BERLIN – Berlin has plenty in the bank, a review of the town’s finances revealed this week, but town officials will not use that cash to pay down debt on the electric plant.

The Berlin Mayor and Council held the work session Monday before the regular town council meeting simply to make sure everyone has current information on the town’s finances and cash flow.

“There’s no crisis. There’s no problem. It’s just time to do this,” Mayor Gee Williams said.

Using Berlin’s reserves to prepay debt is not the best use of that money for the foreseeable future, financial consultant Charlie Cursio said.

“It’s just not a good use of the money,” Cursio said.
Maintaining the reserve in the bank is more important, he said.’

The town has no trouble making debt payments and does not anticipate any problems in paying those bills. The budget is structured to handle the debt payments.

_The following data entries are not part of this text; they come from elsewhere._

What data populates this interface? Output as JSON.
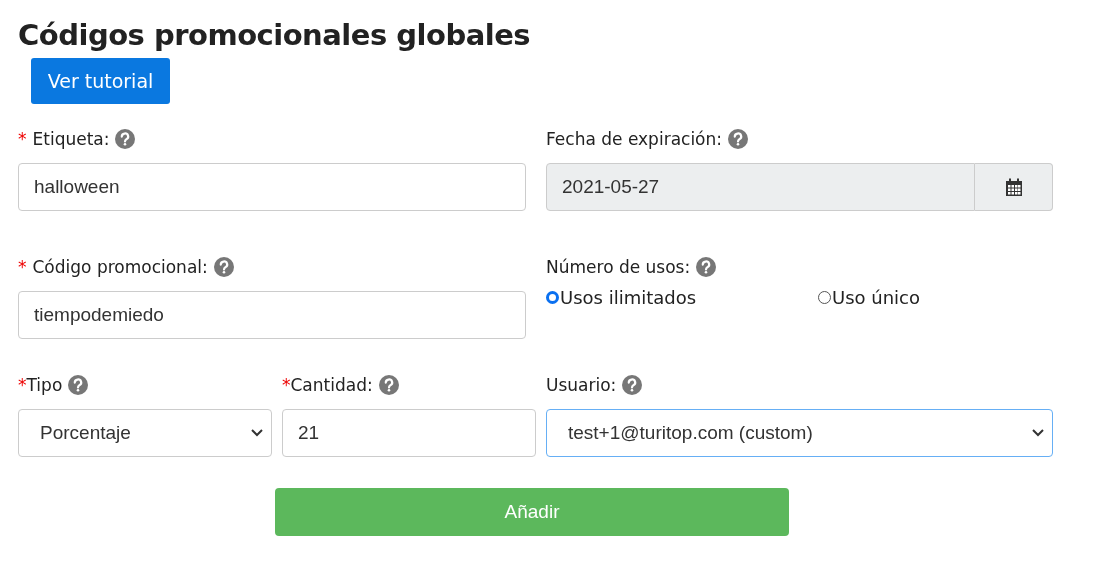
{
  "title": "Códigos promocionales globales",
  "tutorial_button": "Ver tutorial",
  "rows": [
    [
      {
        "kind": "text",
        "marker": "*",
        "label": "Etiqueta:",
        "help": true,
        "value": "halloween"
      },
      {
        "kind": "date",
        "label": "Fecha de expiración:",
        "help": true,
        "value": "2021-05-27",
        "disabled": true
      }
    ],
    [
      {
        "kind": "text",
        "marker": "*",
        "label": "Código promocional:",
        "help": true,
        "value": "tiempodemiedo"
      },
      {
        "kind": "radio",
        "label": "Número de usos:",
        "help": true,
        "options": [
          {
            "label": "Usos ilimitados",
            "selected": true
          },
          {
            "label": "Uso único",
            "selected": false
          }
        ]
      }
    ],
    [
      {
        "kind": "select",
        "marker": "*",
        "label": "Tipo",
        "help": true,
        "value": "Porcentaje",
        "focused": false
      },
      {
        "kind": "text",
        "marker": "*",
        "label": "Cantidad:",
        "help": true,
        "value": "21"
      },
      {
        "kind": "select",
        "label": "Usuario:",
        "help": true,
        "value": "test+1@turitop.com (custom)",
        "focused": true
      }
    ]
  ],
  "submit_button": "Añadir"
}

“We’re not having any trouble paying that rate now,” said Williams.
There are also no plans to issue a lot more debt in the future, Cursio noted.
Having the cash on hand helps the town negotiate bond rates and sell bonds in general, he said.
“It’s giving you some flexibility,” said Cursio.

“We simply wouldn’t have qualified for the grants and loans we got if we didn’t have the money,” said Williams, referring to funding for wastewater improvements.

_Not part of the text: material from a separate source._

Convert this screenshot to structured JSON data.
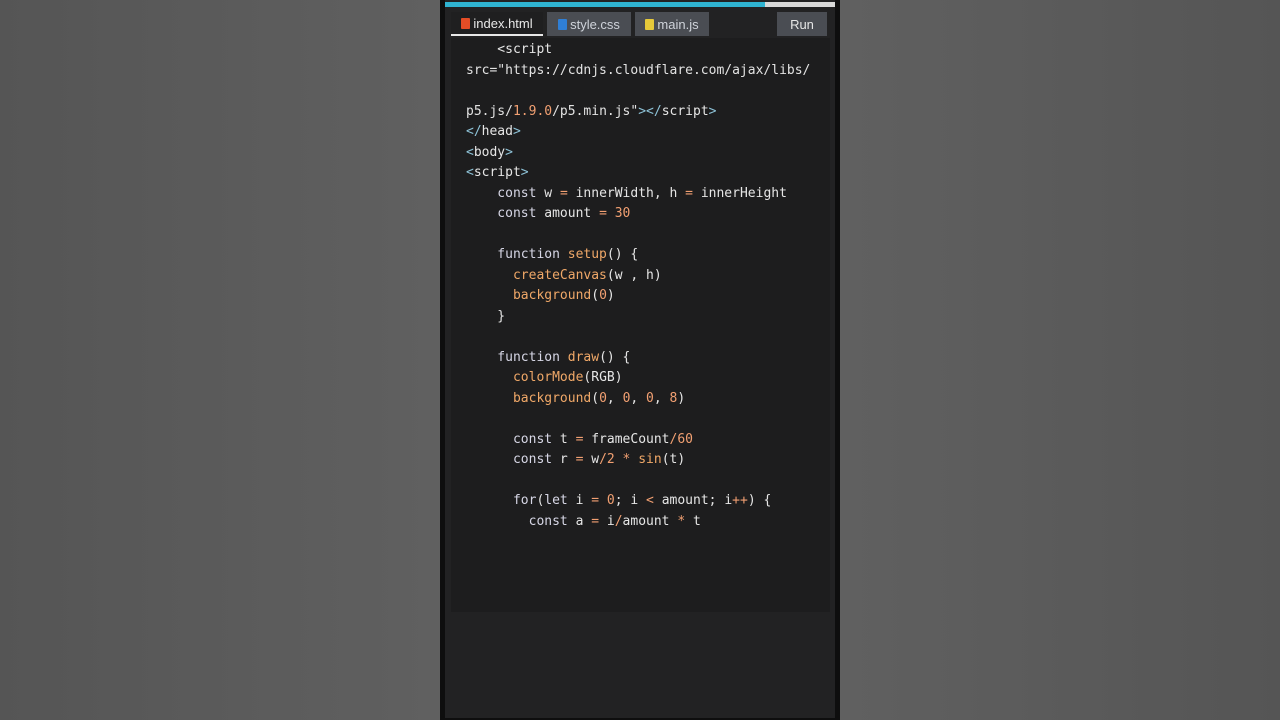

The town’s total cash equals roughly $7.4 million. The same account includes Enterprise Fund monies, some special connection fees and impact fees.

“This is a working pool of cash the town controls,” Cursio said.

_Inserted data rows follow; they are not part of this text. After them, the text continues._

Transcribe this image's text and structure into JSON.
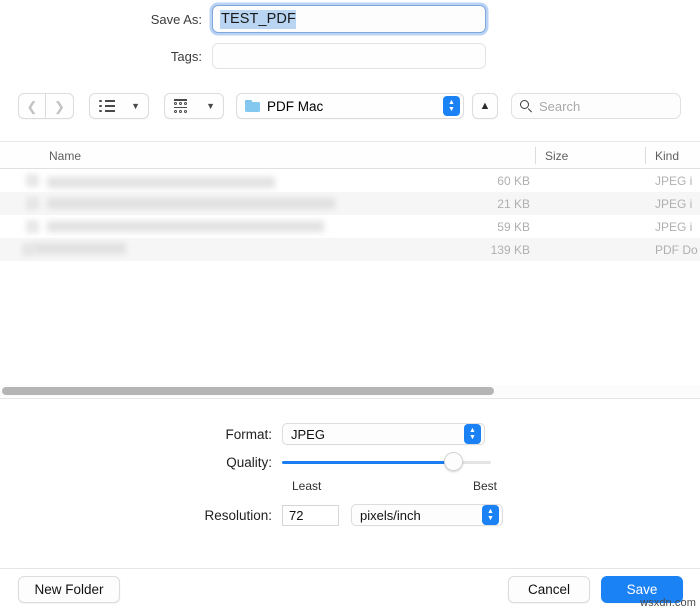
{
  "form": {
    "save_as_label": "Save As:",
    "save_as_value": "TEST_PDF",
    "tags_label": "Tags:",
    "tags_value": "",
    "tags_placeholder": ""
  },
  "toolbar": {
    "back_icon": "chevron-left-icon",
    "forward_icon": "chevron-right-icon",
    "list_view_icon": "list-view-icon",
    "grid_view_icon": "grid-view-icon",
    "path_label": "PDF Mac",
    "folder_icon": "folder-icon",
    "up_icon": "chevron-up-icon",
    "search_icon": "search-icon",
    "search_placeholder": "Search",
    "search_value": ""
  },
  "file_list": {
    "columns": [
      "Name",
      "Size",
      "Kind"
    ],
    "rows": [
      {
        "name": "",
        "size": "60 KB",
        "kind": "JPEG i"
      },
      {
        "name": "",
        "size": "21 KB",
        "kind": "JPEG i"
      },
      {
        "name": "",
        "size": "59 KB",
        "kind": "JPEG i"
      },
      {
        "name": "",
        "size": "139 KB",
        "kind": "PDF Do"
      }
    ]
  },
  "options": {
    "format_label": "Format:",
    "format_value": "JPEG",
    "quality_label": "Quality:",
    "quality_least": "Least",
    "quality_best": "Best",
    "quality_percent": 82,
    "resolution_label": "Resolution:",
    "resolution_value": "72",
    "resolution_units": "pixels/inch"
  },
  "footer": {
    "new_folder": "New Folder",
    "cancel": "Cancel",
    "save": "Save"
  },
  "watermark": "wsxdn.com",
  "colors": {
    "accent": "#1b82f5",
    "selection": "#b9d5f2",
    "focus_ring": "#82afeb"
  }
}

About $2 million of that cash is special connection fees for water and sewer service, which is not available for general expenditures.

Berlin has a budget of about $6 million a year. The town needs to keep about $2 million in the bank, available, to cover operating expenses for three or four months.

“I think you’d never actually want to go below that,” said Cursio.

Berlin’s three Enterprise Funds, water, sewer, and electric, just about break even, making enough money each month to cover the next month.

The electric enterprise fund has $7.2 million in debt, which Berlin pays $850,000 in payments and interest every year.

The electric fund is also in debt to the general fund, about $600,000 as of this summer. Forgiving that loan will just make more funding available in the cash pool, and to pay off the intrafund loan, the town would need to raise electric rates.

“You’re not going to raise your rates so high you’ll generate $1 million profit,” Cursio said.